Le 10 juillet, au conseil d’agglomération, on nous demandait de voter l’augmentation de 7% des tickets (unité et carnets) des transports en commun. Proposition totalement inacceptable pour au moins 3 raisons

La première bien entendu est sociale : cette augmentation va bien au-delà de l’inflation et de la progression des salaires par rapport à 2012. C’est une décision aux conséquences lourdes dans le contexte socio-économique actuel. C’est une atteinte à la mobilité pour beaucoup de nos concitoyens qui ont un revenu juste au-dessus du seuil permettant d’obtenir la gratuité des transports et qui pourtant subissent aussi les difficultés du quotidien. La récente étude du cabinet Auxia sur la mobilité affirme que 8 millions de Français peinent à se déplacer chaque jour. On peut sourire quand on voit que Rennes Métropole espère dans le même temps faire passer le taux de fraude de 10 à 7 %!

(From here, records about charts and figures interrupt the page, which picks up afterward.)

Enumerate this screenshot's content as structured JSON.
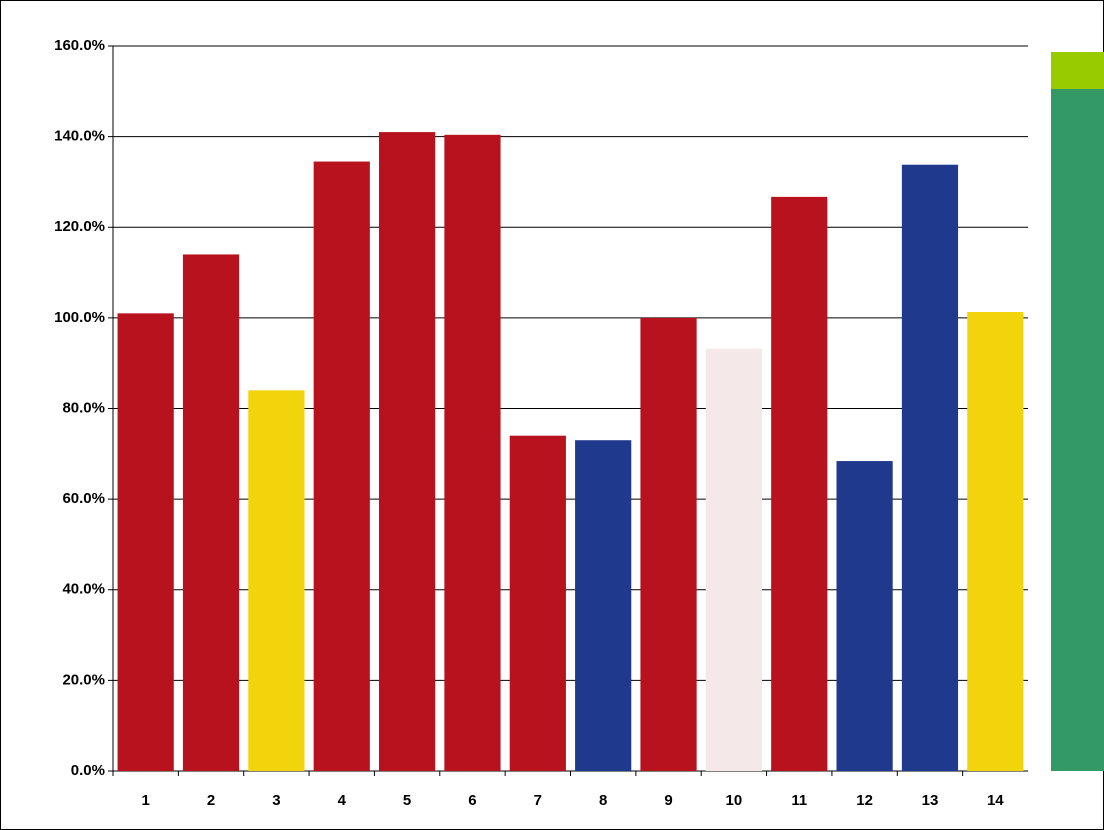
{
  "chart_data": {
    "type": "bar",
    "categories": [
      "1",
      "2",
      "3",
      "4",
      "5",
      "6",
      "7",
      "8",
      "9",
      "10",
      "11",
      "12",
      "13",
      "14"
    ],
    "values": [
      101,
      114,
      84,
      134.5,
      141,
      140.4,
      74,
      73,
      100,
      93.2,
      126.7,
      68.4,
      133.8,
      101.3
    ],
    "colors": [
      "#b8121f",
      "#b8121f",
      "#f2d40c",
      "#b8121f",
      "#b8121f",
      "#b8121f",
      "#b8121f",
      "#1f3a8c",
      "#b8121f",
      "#f4e8e8",
      "#b8121f",
      "#1f3a8c",
      "#1f3a8c",
      "#f2d40c"
    ],
    "ylim": [
      0,
      160
    ],
    "yticks": [
      {
        "value": 0,
        "label": "0.0%"
      },
      {
        "value": 20,
        "label": "20.0%"
      },
      {
        "value": 40,
        "label": "40.0%"
      },
      {
        "value": 60,
        "label": "60.0%"
      },
      {
        "value": 80,
        "label": "80.0%"
      },
      {
        "value": 100,
        "label": "100.0%"
      },
      {
        "value": 120,
        "label": "120.0%"
      },
      {
        "value": 140,
        "label": "140.0%"
      },
      {
        "value": 160,
        "label": "160.0%"
      }
    ],
    "grid": true
  }
}
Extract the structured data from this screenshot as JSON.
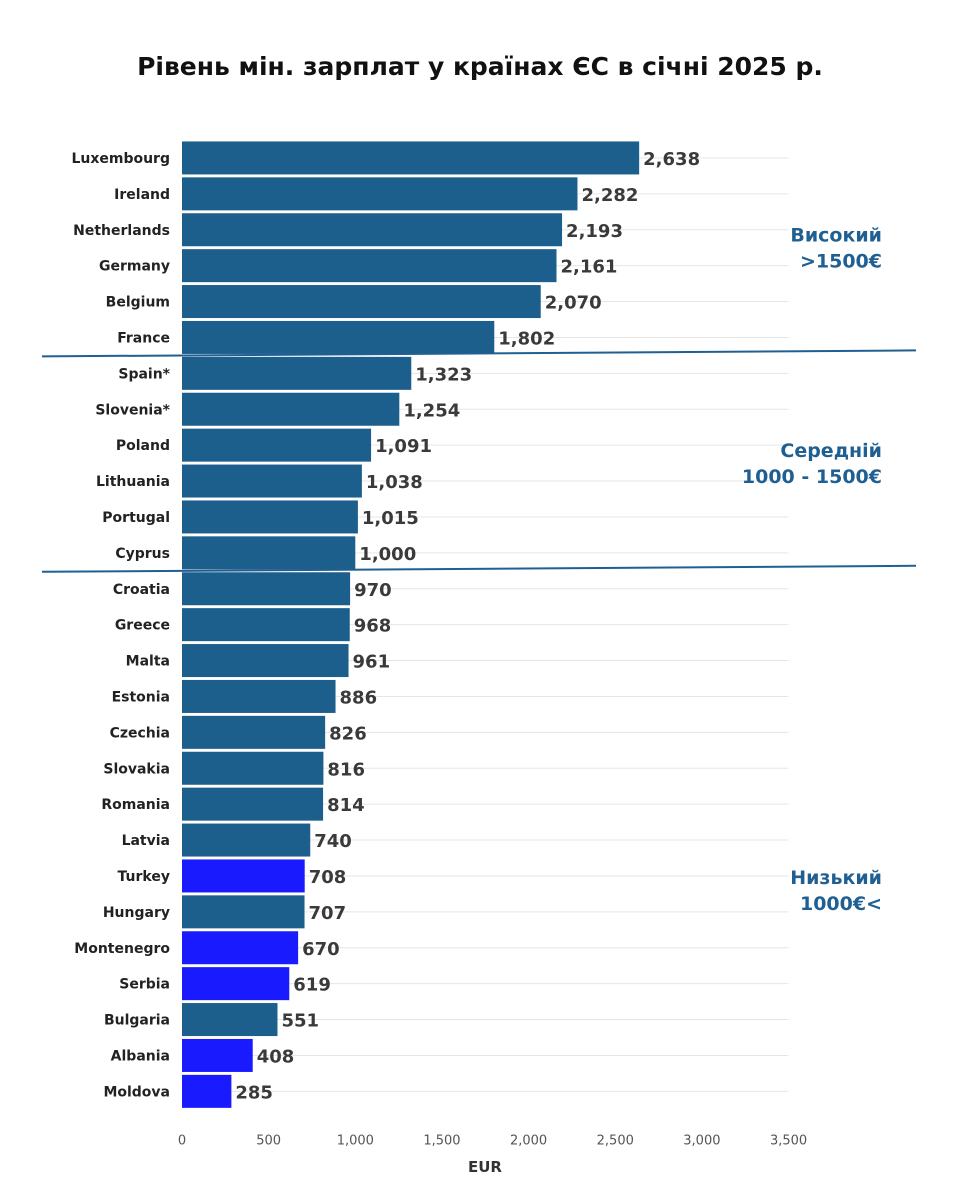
{
  "chart_data": {
    "type": "bar",
    "orientation": "horizontal",
    "title": "Рівень мін. зарплат у країнах ЄС в січні 2025 р.",
    "xlabel": "EUR",
    "ylabel": "",
    "xlim": [
      0,
      3500
    ],
    "ticks": [
      0,
      500,
      1000,
      1500,
      2000,
      2500,
      3000,
      3500
    ],
    "tick_labels": [
      "0",
      "500",
      "1,000",
      "1,500",
      "2,000",
      "2,500",
      "3,000",
      "3,500"
    ],
    "grid": true,
    "categories": [
      "Luxembourg",
      "Ireland",
      "Netherlands",
      "Germany",
      "Belgium",
      "France",
      "Spain*",
      "Slovenia*",
      "Poland",
      "Lithuania",
      "Portugal",
      "Cyprus",
      "Croatia",
      "Greece",
      "Malta",
      "Estonia",
      "Czechia",
      "Slovakia",
      "Romania",
      "Latvia",
      "Turkey",
      "Hungary",
      "Montenegro",
      "Serbia",
      "Bulgaria",
      "Albania",
      "Moldova"
    ],
    "values": [
      2638,
      2282,
      2193,
      2161,
      2070,
      1802,
      1323,
      1254,
      1091,
      1038,
      1015,
      1000,
      970,
      968,
      961,
      886,
      826,
      816,
      814,
      740,
      708,
      707,
      670,
      619,
      551,
      408,
      285
    ],
    "value_labels": [
      "2,638",
      "2,282",
      "2,193",
      "2,161",
      "2,070",
      "1,802",
      "1,323",
      "1,254",
      "1,091",
      "1,038",
      "1,015",
      "1,000",
      "970",
      "968",
      "961",
      "886",
      "826",
      "816",
      "814",
      "740",
      "708",
      "707",
      "670",
      "619",
      "551",
      "408",
      "285"
    ],
    "colors": [
      "#1d5f8c",
      "#1d5f8c",
      "#1d5f8c",
      "#1d5f8c",
      "#1d5f8c",
      "#1d5f8c",
      "#1d5f8c",
      "#1d5f8c",
      "#1d5f8c",
      "#1d5f8c",
      "#1d5f8c",
      "#1d5f8c",
      "#1d5f8c",
      "#1d5f8c",
      "#1d5f8c",
      "#1d5f8c",
      "#1d5f8c",
      "#1d5f8c",
      "#1d5f8c",
      "#1d5f8c",
      "#1a1aff",
      "#1d5f8c",
      "#1a1aff",
      "#1a1aff",
      "#1d5f8c",
      "#1a1aff",
      "#1a1aff"
    ],
    "bands": [
      {
        "line1": "Високий",
        "line2": ">1500€",
        "first_index": 0,
        "last_index": 5
      },
      {
        "line1": "Середній",
        "line2": "1000 - 1500€",
        "first_index": 6,
        "last_index": 11
      },
      {
        "line1": "Низький",
        "line2": "1000€<",
        "first_index": 12,
        "last_index": 26
      }
    ],
    "band_color": "#1f5f91"
  }
}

La seconde est environnementale : augmenter les tarifs du bus et du métro c’est renoncer à inciter les usagers à laisser leur voiture au garage. Cette augmentation aura un effet direct sur la fréquentation des transports publics. Et ce n’est pas une affirmation idéologique. Le rapport d’activité 2013 précise que l’augmentation du prix du ticket pour la deuxième année consécutive est un facteur explicatif de la stagnation de la fréquentation en 2013.

La 3ème est démocratique. On nous dit que l’augmentation proposée était déjà inscrite dans le contrat signé en 2012 avec Keolis. Et se justifierait de fait ! Il s’agirait donc d’une simple décision technique alors. Et bien non, l’augmentation des tarifs des services publics locaux ne doit relever que de la seule décision politique des élus. Doit-on considérer que la démocratie, au sein de Rennes métropole s’arrête là où commence la délégation de service public ?

Il s’agit bien d’une augmentation qui a pour seul objectif d’augmenter les taux de marges déjà bien conséquents, notamment sur Rennes, de Keolis, filiale privée de la SNCF. Une régie nous aurait immunisés contre toutes ces considérations.